I actually really like this outsole for its intended purpose — it’s balanced, works well on hard surfaces, and has enough bite to hit mild to moderately technical trails, which I also tend to find on commuter/mixed-terrain runs.
It’s a bit dull and uninteresting underfoot. Dare I say, it’s kinda like a brick.
The Rock Plate is a nice feature, but not totally needed as the midsole itself is pretty dense and protective. It may stiffen the shoe up a bit more than most want.
The Brooks Divide 2 fits and feels like a road shoe, which is the idea here — to give road runners a similar platform to start exploring off-road.
I don’t love the midsole. There could be more plushness here, but it protects the foot from rocks nicely and breathes well too. I like how it feels on my foot and I find myself wearing these around town just as much as I run in them, so that says something.
It weighs 10.6 oz. It could be lighter for sure, especially considering this shoe is built for road runners to try out trail running. Surely, this can be quite hefty for them.
- 32mm stack in the heel
- 8mm drop
The drop is on the high end for trail shoes, in my book. But again, catering to road runners, I think it was smart to leave the drop squarely in the middle of the range to feel consistent with more road shoes.
It’s a budget shoe and I am already seeing some creasing on the midsole. However, it has plenty of welded overlays to help with upper wear. I think it’s a middle-distance shoe at about 300-400 miles.
I really dig how this shoe looks. It’s almost like a retro-style sneaker with its neon accents.
It retails for $100 which is awesome. I think you can even get the Divide 1 for $75 right now. This is a budget shoe for those who just want to start exploring off-road running before committing to it full-on.
I wish the Brooks Divide 2 was livelier, lighter, and plusher, but Brooks does have the exact same shoe and it’s called the Catamount. What I do like is if you are an avid road runner, this shoe will be easy to pull out of the box and head to the trails without much adjustment. It’s also a stable, balanced shoe that is at home on a lot of different terrains.
For those on a budget or those new to trail running, I think it’s an interesting option. And if your style dictates wearing trail shoes around town, it’s actually a killer “technical sneaker” in my mind.
Brooks Divide 2: Perfect for your road-to-trail adventures!
Instead of just being a toned-down, more road-friendly version of the beefy, tank-like Cascadia, Brooks Divide 2 creates an image of its own. Its fit is that of a road shoe and its protection is patterened after trail shoes. Where it shines as a road-to-trail model, though, is in its balanced traction — sufficiently aggressive for the trails but not too much that it doesn't feel at home on road surfaces.

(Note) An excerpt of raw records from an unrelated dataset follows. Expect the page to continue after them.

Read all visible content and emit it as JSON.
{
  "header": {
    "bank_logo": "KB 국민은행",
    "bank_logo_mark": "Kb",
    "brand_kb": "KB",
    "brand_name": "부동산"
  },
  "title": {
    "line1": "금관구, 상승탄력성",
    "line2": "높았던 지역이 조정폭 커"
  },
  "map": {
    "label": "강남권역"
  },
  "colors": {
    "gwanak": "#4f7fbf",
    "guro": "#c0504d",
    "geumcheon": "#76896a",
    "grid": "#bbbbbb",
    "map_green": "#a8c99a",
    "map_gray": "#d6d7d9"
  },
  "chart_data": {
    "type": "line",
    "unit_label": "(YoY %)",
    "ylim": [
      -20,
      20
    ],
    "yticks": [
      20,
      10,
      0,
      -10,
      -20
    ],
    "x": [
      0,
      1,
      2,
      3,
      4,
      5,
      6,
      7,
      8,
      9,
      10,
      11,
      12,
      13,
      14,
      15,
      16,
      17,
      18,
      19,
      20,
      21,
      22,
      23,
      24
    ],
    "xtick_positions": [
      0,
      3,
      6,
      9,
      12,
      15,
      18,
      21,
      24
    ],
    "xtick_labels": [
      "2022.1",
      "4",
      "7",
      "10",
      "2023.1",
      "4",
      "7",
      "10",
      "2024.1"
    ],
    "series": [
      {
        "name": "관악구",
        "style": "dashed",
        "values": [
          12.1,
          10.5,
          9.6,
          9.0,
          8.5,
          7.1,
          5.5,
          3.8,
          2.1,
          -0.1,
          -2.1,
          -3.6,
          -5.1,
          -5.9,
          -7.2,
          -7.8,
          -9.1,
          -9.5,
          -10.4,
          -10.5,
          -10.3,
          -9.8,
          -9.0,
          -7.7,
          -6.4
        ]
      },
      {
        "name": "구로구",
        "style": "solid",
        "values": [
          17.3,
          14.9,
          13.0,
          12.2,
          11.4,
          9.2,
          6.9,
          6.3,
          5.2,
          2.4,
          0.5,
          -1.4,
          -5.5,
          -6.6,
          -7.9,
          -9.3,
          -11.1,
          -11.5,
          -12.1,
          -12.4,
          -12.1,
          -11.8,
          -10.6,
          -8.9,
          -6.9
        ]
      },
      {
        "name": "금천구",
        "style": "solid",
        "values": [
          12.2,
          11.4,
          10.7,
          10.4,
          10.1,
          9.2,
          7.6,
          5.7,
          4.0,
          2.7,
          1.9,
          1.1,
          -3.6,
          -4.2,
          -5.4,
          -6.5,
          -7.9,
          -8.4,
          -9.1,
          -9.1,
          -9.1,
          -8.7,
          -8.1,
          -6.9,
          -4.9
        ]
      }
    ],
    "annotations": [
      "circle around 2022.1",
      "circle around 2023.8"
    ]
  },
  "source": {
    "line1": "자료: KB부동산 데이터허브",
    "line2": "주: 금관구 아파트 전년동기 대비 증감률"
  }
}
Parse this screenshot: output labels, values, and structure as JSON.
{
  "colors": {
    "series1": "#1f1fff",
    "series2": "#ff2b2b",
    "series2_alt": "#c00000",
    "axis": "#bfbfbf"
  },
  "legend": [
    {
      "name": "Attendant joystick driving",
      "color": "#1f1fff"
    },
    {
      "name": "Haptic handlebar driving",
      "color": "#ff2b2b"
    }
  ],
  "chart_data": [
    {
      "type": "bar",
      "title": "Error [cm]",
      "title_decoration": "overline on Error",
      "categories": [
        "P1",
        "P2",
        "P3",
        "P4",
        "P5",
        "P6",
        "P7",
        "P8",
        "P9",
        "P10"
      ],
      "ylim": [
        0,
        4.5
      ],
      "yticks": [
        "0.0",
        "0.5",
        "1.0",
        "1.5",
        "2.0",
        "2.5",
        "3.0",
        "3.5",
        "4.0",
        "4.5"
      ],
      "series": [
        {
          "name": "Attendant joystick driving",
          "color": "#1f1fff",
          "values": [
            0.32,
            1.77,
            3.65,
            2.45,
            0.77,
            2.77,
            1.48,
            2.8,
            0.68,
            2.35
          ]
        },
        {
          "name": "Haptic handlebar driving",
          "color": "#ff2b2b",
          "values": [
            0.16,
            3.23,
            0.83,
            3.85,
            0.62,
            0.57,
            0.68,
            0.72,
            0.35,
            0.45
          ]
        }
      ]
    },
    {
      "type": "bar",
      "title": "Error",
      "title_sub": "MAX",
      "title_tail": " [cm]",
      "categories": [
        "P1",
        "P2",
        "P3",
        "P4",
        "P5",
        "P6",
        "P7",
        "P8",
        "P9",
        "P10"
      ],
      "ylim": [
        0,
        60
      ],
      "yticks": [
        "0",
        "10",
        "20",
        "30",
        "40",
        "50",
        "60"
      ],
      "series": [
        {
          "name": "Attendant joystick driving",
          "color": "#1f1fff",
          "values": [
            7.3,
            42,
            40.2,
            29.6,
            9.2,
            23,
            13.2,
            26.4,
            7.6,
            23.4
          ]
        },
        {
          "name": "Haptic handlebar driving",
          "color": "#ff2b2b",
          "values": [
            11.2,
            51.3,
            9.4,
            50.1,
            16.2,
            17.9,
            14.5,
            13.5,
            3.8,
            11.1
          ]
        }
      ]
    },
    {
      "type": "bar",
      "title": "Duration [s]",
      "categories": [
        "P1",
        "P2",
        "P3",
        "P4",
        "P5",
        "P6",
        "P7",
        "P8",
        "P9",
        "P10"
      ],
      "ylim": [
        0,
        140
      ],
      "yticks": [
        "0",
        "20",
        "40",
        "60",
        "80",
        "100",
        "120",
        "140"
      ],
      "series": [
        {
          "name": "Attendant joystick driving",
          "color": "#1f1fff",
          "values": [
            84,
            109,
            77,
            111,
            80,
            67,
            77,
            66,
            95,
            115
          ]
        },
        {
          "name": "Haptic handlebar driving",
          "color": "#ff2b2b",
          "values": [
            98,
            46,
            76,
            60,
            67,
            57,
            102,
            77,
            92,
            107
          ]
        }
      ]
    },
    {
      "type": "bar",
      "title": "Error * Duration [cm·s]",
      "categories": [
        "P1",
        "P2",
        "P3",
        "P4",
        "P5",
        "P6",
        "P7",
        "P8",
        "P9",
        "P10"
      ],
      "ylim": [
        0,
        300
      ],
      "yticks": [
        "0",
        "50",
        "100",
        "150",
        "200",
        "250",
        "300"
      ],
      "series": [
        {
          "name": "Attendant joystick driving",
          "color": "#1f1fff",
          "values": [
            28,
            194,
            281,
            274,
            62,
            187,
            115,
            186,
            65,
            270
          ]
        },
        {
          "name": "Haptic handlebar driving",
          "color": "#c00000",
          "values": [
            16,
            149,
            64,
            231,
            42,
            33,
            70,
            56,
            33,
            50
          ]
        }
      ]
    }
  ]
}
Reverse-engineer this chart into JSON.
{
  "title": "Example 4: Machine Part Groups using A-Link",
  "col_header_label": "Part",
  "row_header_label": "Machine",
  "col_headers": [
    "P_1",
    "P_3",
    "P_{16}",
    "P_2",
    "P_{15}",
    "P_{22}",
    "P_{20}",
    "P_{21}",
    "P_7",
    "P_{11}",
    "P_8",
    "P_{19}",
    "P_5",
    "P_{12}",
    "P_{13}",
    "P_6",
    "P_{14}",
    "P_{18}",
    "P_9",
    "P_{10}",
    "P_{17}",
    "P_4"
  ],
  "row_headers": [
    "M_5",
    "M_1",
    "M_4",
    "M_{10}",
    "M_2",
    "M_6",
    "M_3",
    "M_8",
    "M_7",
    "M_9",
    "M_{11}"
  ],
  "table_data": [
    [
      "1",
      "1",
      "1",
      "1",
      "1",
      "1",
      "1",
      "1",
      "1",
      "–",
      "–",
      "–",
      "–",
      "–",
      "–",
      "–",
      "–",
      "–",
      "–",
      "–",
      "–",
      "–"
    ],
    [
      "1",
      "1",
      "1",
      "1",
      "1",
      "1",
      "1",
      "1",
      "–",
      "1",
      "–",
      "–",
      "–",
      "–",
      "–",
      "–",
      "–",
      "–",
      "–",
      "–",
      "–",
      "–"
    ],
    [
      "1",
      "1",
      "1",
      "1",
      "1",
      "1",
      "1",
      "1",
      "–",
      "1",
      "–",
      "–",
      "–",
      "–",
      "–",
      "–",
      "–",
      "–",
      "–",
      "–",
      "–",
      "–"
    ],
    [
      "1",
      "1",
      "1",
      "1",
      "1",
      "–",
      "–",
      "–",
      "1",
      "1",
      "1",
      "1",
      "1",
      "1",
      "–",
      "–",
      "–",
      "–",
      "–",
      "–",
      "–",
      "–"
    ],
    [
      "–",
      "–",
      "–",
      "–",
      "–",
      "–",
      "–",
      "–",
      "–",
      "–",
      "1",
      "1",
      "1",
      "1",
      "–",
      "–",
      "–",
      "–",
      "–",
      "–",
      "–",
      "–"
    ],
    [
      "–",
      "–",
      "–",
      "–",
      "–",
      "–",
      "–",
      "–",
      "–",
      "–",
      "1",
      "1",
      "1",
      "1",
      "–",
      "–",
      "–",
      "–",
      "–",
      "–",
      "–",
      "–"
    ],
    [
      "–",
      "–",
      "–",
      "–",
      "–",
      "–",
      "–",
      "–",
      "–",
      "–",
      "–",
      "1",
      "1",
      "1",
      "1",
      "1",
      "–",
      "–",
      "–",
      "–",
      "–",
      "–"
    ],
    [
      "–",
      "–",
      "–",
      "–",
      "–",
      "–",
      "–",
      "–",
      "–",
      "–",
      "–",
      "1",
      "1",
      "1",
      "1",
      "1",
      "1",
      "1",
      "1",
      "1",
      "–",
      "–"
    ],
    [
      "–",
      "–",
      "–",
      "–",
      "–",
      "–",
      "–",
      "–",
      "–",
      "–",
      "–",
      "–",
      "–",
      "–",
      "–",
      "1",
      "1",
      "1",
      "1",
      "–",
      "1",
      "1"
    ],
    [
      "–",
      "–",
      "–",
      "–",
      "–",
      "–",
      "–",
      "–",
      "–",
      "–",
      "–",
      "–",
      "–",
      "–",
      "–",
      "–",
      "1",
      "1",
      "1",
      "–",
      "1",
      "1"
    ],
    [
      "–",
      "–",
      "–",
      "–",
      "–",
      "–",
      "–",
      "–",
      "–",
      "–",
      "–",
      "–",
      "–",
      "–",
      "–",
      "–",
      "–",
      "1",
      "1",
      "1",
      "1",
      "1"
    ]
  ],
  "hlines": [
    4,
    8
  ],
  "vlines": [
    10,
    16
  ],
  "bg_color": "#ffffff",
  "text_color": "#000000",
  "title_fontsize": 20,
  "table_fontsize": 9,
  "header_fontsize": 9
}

Brooks Divide 2 vs 1: What changed?
- The New Air mesh upper is much more accomodating, especially in the forefoot section. It's also a lot more breathable than the first Divide's woven upper.
- A less puffy gusseted tongue is also incorporated. Although thinner, it's still as effective in preventing lace bites.
- In the heel area, more padding is added. However, this design is more of a let-down as it doesn't produce the same clutch as the previous version.
What is it for?
Speed: Easy to moderate pace
- Paved sections
- Moderate urban trail
- blue stone dust
- mild single track
On technical terrain, however, you should be wary of doing speed runs in the Divide 2. It doesn't have the lockdown that a technical trail shoe should possesses, you might end up slipping.